Bedah Pasal RKUHP tentang Agama
LBH Jakarta bersama – sama dengan Aliansi Nasional Reformasi KUHP pada 18 Mei 2016 melakukan diskusi untuk membahas delik agama dalam R KUHP di Hotel Morrissey Jakarta. Fokus diskusi kali ini adalah untuk mendapatkan gambaran atas situasi kebebasan beragama dan berkeyakinan dan juga untuk mendorong proses advokasi RKUHP di DPR. Para peserta diskusi terdiri dari lembaga negara, perwakilan korban atau komunitas keagamaan dan kepercayaan, organisasi jurnalis, dan organisasi masyarakat sipil.
Palti Panjaitan, salah satu narasumber diskusi menyebutkan bahwa diperlukan definisi mengenai agama, karena masyarakat masih cukup banyak yang berpendapat bahwa agama yang sah atau yang diakui ada 6. Karena itu keyakinan atau kepercayaan diluar 6 agama itu masih mendapatkan tindakan diskriminatif dan mengingat bahwa seharusnya keyakinan seseorang tidak bisa diatur oleh negara.
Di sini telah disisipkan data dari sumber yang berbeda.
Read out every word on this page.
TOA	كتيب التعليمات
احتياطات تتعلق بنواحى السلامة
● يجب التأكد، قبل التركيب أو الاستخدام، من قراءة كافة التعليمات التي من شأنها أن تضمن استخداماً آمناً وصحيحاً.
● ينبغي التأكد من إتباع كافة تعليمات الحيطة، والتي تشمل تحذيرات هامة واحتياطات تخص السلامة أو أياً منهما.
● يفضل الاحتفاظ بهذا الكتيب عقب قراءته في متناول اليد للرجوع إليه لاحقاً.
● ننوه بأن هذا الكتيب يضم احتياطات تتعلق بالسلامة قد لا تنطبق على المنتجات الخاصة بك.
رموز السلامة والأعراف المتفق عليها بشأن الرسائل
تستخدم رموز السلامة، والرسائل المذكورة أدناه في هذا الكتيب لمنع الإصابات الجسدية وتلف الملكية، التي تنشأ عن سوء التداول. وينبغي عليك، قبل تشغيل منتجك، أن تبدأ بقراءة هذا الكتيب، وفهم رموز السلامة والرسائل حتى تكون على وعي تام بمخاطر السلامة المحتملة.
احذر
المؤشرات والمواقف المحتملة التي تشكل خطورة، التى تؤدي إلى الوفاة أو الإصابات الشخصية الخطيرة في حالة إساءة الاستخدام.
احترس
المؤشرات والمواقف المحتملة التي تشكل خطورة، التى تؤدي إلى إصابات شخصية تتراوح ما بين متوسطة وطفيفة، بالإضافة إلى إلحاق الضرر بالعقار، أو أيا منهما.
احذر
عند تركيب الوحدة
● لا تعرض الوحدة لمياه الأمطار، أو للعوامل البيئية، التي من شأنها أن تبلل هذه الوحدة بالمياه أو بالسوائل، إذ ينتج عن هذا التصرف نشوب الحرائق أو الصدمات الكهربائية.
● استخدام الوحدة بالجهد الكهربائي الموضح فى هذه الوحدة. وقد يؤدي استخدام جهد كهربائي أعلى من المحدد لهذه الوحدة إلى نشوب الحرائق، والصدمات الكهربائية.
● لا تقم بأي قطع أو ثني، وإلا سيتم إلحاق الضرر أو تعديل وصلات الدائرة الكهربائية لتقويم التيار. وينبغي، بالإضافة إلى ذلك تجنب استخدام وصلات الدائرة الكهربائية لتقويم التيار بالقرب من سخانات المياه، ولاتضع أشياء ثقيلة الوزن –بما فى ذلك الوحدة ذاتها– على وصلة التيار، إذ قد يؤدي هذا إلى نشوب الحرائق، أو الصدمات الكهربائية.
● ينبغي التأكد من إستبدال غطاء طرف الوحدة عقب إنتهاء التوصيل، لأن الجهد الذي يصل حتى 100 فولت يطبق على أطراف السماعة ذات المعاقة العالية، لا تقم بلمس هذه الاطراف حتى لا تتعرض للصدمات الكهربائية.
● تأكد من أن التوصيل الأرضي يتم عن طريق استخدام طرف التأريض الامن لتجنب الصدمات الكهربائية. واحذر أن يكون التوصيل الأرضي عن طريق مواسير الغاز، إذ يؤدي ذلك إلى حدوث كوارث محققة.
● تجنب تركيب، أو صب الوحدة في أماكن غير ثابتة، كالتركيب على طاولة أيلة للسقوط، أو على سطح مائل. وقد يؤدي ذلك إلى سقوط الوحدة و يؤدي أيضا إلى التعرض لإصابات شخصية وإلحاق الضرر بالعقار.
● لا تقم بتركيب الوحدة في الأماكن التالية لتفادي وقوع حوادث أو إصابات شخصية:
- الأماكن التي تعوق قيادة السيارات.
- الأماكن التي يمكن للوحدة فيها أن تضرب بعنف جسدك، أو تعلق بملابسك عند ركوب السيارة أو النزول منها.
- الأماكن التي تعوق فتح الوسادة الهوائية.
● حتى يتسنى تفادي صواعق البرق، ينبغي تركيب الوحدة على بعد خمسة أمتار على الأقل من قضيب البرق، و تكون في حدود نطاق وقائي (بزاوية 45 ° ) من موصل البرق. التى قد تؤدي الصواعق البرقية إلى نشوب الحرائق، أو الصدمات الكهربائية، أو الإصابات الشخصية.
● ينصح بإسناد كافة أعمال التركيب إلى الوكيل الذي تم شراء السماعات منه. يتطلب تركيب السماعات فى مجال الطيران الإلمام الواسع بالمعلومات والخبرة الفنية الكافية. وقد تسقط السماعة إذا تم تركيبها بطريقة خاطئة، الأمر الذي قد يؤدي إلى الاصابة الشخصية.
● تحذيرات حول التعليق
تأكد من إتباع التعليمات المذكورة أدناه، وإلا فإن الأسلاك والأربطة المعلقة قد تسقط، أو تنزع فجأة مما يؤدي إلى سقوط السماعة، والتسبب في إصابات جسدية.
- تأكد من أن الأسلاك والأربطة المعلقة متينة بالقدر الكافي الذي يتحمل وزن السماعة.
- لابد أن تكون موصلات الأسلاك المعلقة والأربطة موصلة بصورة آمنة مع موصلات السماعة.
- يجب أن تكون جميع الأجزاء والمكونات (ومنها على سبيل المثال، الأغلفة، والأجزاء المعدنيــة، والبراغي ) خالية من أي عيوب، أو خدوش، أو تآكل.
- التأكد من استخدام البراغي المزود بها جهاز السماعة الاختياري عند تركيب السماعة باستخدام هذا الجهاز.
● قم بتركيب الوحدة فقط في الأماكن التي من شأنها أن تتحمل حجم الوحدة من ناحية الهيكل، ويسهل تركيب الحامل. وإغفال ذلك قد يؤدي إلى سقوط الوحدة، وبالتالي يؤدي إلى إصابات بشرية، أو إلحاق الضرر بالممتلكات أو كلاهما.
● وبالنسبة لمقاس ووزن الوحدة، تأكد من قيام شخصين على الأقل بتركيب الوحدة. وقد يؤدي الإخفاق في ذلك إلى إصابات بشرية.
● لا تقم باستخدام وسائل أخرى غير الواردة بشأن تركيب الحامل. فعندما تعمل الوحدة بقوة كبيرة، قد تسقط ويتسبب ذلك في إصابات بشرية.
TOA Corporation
Memang benar hingga saat ini belum ada kesepakatan mengenai definisi dari agama itu sendiri bahkan di RUU Perlindungan Umat Beragama (RUU PUB), yang akan mengatur secara spesifik hal-hal yang menyangkut kehidupan keagamaan. Ia juga mengingatkan jika agama mempunyai sifat ambivalensi yaitu merupakan sumber perdamaian dan sumber kekerasan. Salah satu hal yang krusial dalam RKUHP terletak pada Pasal 348 yaitu tentang penghinaan terhadap agama dimuka umum atau bisa disebut hate speech. Pasal ini sangat berbahaya bagi kehidupan beragama di Indonesia. “Hal tersebut bisa melanggengkan kriminalisasi terhadap hak atas beragama”, kata Febi Yonesta, narasumber lainnya. Hal ini berkaitan juga dengan Pasal 349 ayat (2) RKHUP.
Berdasarkan sejarah agama samawi, kekerasan terjadi saat penyebaran agama. Penyiar agama atau pengkhotbah di agamanya masing-masing bisa terkena pasal tersebut, karena mereka bisa dianggap mengajarkan kekerasan padahal mereka hanya menyampaikan sejarah agama.Pasal mengenai penghinaan terhadap agama ini jika dilanggenggkan akan membatasi dakwah/penyiaran agama, padahal setiap agama menganjurkan untuk berdakwah. Selain itu, perlu ada pembatasan terkait hate speech.
Disamping itu pada diskusi kali ini juga dibahas mengenai bagaimana jika yang melakukan penghinaan adalah pejabat?, refleksi dari Asfinawati, moderator diskusi ini. “Harus dibedakan terkait pemberatan pidana antara pejabat, profesi, dan masyarakat terkait dengan tindak pidana agama dan kehidupan Beragama ini”, tambahnya. Hal ini perlu dibahas karena tidak menutup kemungkinan bahwa pejabatlah yang sering melakukan upaya mengganggu kehidupan beragama, maka seharusnya pejabat harus lebih berat pemidanaannya.
Sebagai penutup ada beberapa rekomendasi yang dihasilkan pada diskusi terfokus kali ini yaitu definisi mengenai agama harus dibahas lebih lanjut, syarat dari pidana terhadap penghinaan agama yaitu harus ada yang dirugikan, bab mengenai delik pidana agama di RKUHP harus diubah paradigmanya yaitu bukan untuk membela agama tetapi untuk membela orang atau barang. “Selanjutnya hasil dari diskusi ini akan menjadi masukan terhadap risalah kebijakan yang akan LBH Jakarta buat dan setelah itu akan dijadikan acuan dalam melakukan advokasi di DPR”,tutup Atika, Pengabdi Bantuan Hukum LBH Jakarta.